Wahab also challenged Jones and her classmates to consider what it would take for them to retire in the classroom.
“I’ve met teachers who can’t wait to get out of the classroom,” she added. “Some people go to schools and just work, and maybe that explains why they get burnt out. I really want to teach, so I’m thinking about how I need to take care of myself so I go in to the classroom excited and I leave excited. I can’t see myself doing any other job. I couldn’t survive in an office, and kids are the only people I can see myself spending my days with.”
In the following podcast, listen to Khalilah Jones discuss how she hopes to stay excited about education throughout her career.
Since beginning her master’s program, Jones says she’s come to realize how much she values the support of her family, mentors, and cohort members. A mother of two boys, aged 8 and 2, Jones calls the yearlong program an exercise in time management. In addition to attending classes and student teaching at her alma mater Jefferson High School, Jones spends her weekends working as a youth counselor in a residential boys home.
“Sure, I’m busy,” she said. “I feel like on the small scale it’s a sacrifice, but I couldn’t tell my boys that I didn’t finish because it was hard. That’s not an excuse I’m going to accept from them, so certainly I can’t say that.

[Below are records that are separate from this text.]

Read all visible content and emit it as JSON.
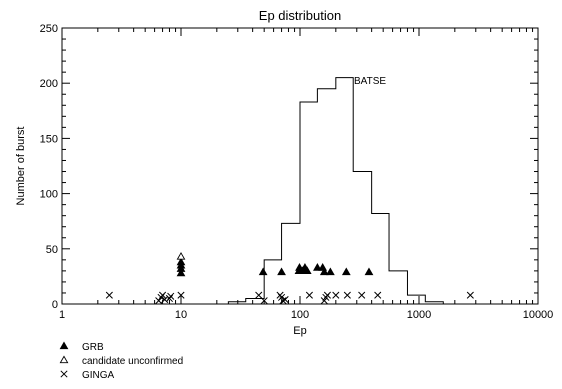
{
  "chart_data": {
    "type": "histogram+scatter",
    "title": "Ep distribution",
    "xlabel": "Ep",
    "ylabel": "Number of burst",
    "xscale": "log",
    "xlim": [
      1,
      10000
    ],
    "ylim": [
      0,
      250
    ],
    "xticks": [
      1,
      10,
      100,
      1000,
      10000
    ],
    "xtick_labels": [
      "1",
      "10",
      "100",
      "1000",
      "10000"
    ],
    "yticks": [
      0,
      50,
      100,
      150,
      200,
      250
    ],
    "ytick_labels": [
      "0",
      "50",
      "100",
      "150",
      "200",
      "250"
    ],
    "grid": false,
    "annotation": "BATSE",
    "legend_position": "bottom-left, below plot",
    "histogram": {
      "name": "BATSE",
      "bin_edges": [
        25,
        35,
        50,
        70,
        100,
        140,
        200,
        280,
        400,
        560,
        800,
        1130,
        1600,
        2260
      ],
      "counts": [
        2,
        5,
        40,
        73,
        183,
        195,
        205,
        120,
        82,
        30,
        8,
        2,
        0
      ]
    },
    "series": [
      {
        "name": "GRB",
        "marker": "filled-triangle",
        "points": [
          [
            10,
            28
          ],
          [
            10,
            32
          ],
          [
            10,
            35
          ],
          [
            10,
            38
          ],
          [
            49,
            29
          ],
          [
            70,
            29
          ],
          [
            98,
            30
          ],
          [
            99,
            33
          ],
          [
            105,
            30
          ],
          [
            110,
            33
          ],
          [
            115,
            30
          ],
          [
            140,
            33
          ],
          [
            155,
            33
          ],
          [
            160,
            29
          ],
          [
            180,
            29
          ],
          [
            245,
            29
          ],
          [
            380,
            29
          ]
        ]
      },
      {
        "name": "candidate unconfirmed",
        "marker": "open-triangle",
        "points": [
          [
            10,
            43
          ]
        ]
      },
      {
        "name": "GINGA",
        "marker": "cross",
        "points": [
          [
            2.5,
            8
          ],
          [
            6.5,
            3
          ],
          [
            6.8,
            6
          ],
          [
            7,
            8
          ],
          [
            7.3,
            4
          ],
          [
            8,
            5
          ],
          [
            8.2,
            7
          ],
          [
            10,
            8
          ],
          [
            45,
            8
          ],
          [
            50,
            3
          ],
          [
            68,
            8
          ],
          [
            70,
            6
          ],
          [
            72,
            3
          ],
          [
            75,
            4
          ],
          [
            120,
            8
          ],
          [
            160,
            3
          ],
          [
            165,
            6
          ],
          [
            170,
            8
          ],
          [
            200,
            8
          ],
          [
            250,
            8
          ],
          [
            330,
            8
          ],
          [
            450,
            8
          ],
          [
            2700,
            8
          ]
        ]
      }
    ]
  }
}
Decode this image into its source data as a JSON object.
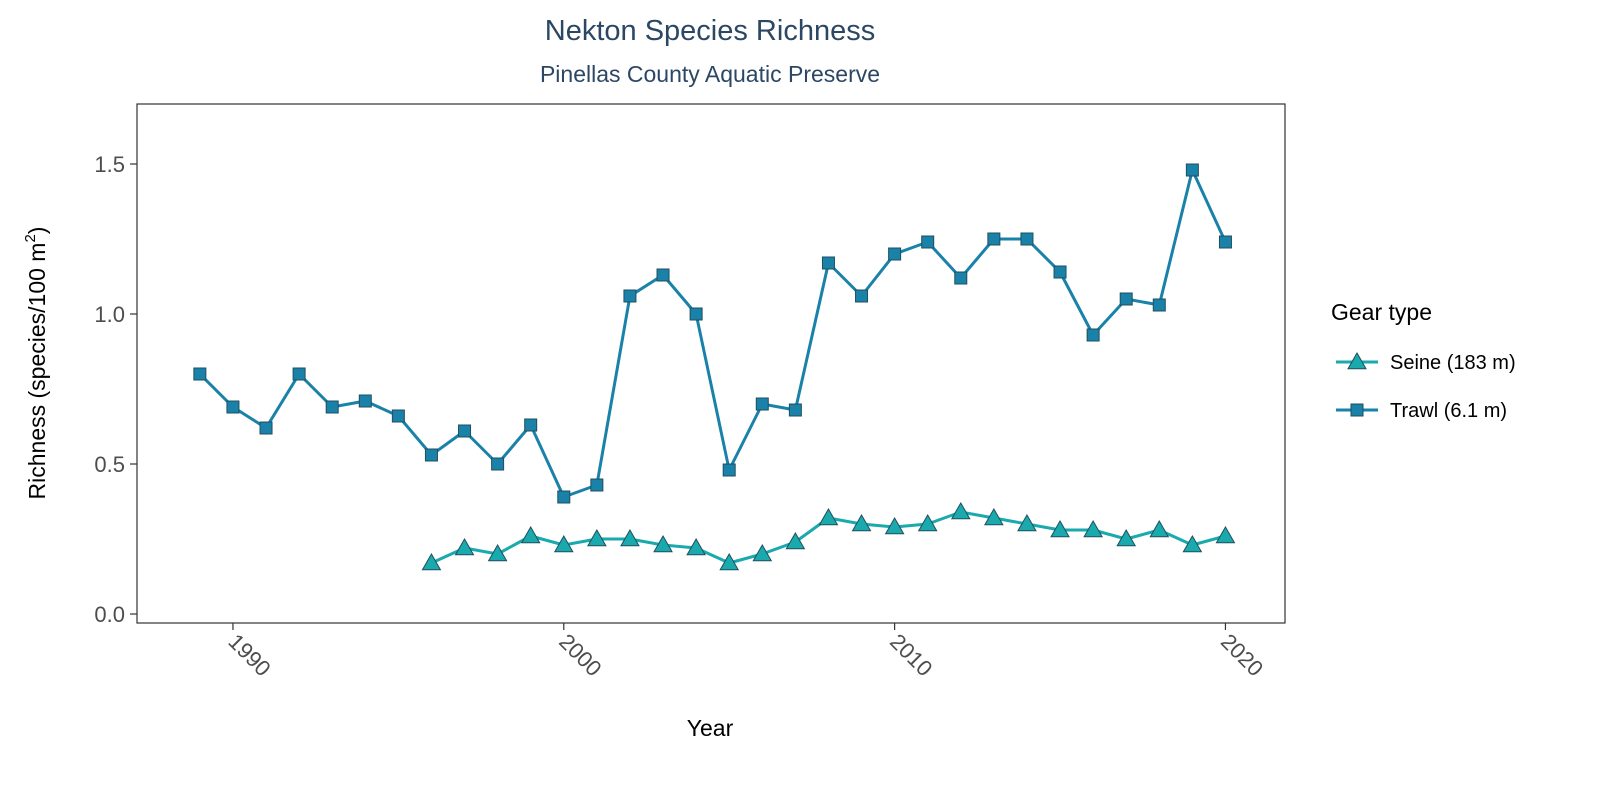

I don’t think the things you want come without hard work.”
Encouraging others to rise up
When Jones thinks about the future, she sees the ways her education will affect the lives of others, drawing a direct connection between her own achievement and the potential of her students and her own children. Midway through her master’s program, she’s already looking ahead to her next degree.
“Someday, I want to get a PhD because, literally, before attending college in the South, I had never met an African American with a PhD, and I just assumed we didn’t get them,” she said. “Growing up in Portland, I’d never seen a black doctor, never seen a black lawyer, and had very few black teachers. Today, even with there being a black President, I don’t know that kids connect his success to what they can do in their own lives. I think about how different I want it to be for my sons, because they can see what I’ve attained. I want all kids to know that regardless of where they come from, they can succeed.”
The lessons Jones learned from her former teacher Linda Christensen remain central to her mission.
“I still take Linda’s advice really seriously,” she explained. “We have totally different styles of teaching, but I know I can bring her into my classroom in certain ways. Her message about the pursuit of social justice and ‘rising up’ has guided the education I have pursued as well as the educator I’m becoming.”
In and out of the classroom, Jones hopes to be a positive influence on young people, offering them the support and encouragement they need to achieve their goals.
“When I asked my eight-year-old what he wants to be when he grows up, he said he wanted to be a builder,” she said “I asked him some more questions and realized what he really wants to do is design buildings. So, I told him, ‘You don’t want to be a builder, you want to be an architect.’ That’s so important, the message that he should be thinking bigger. I think kids should always reach for the top of the scale.”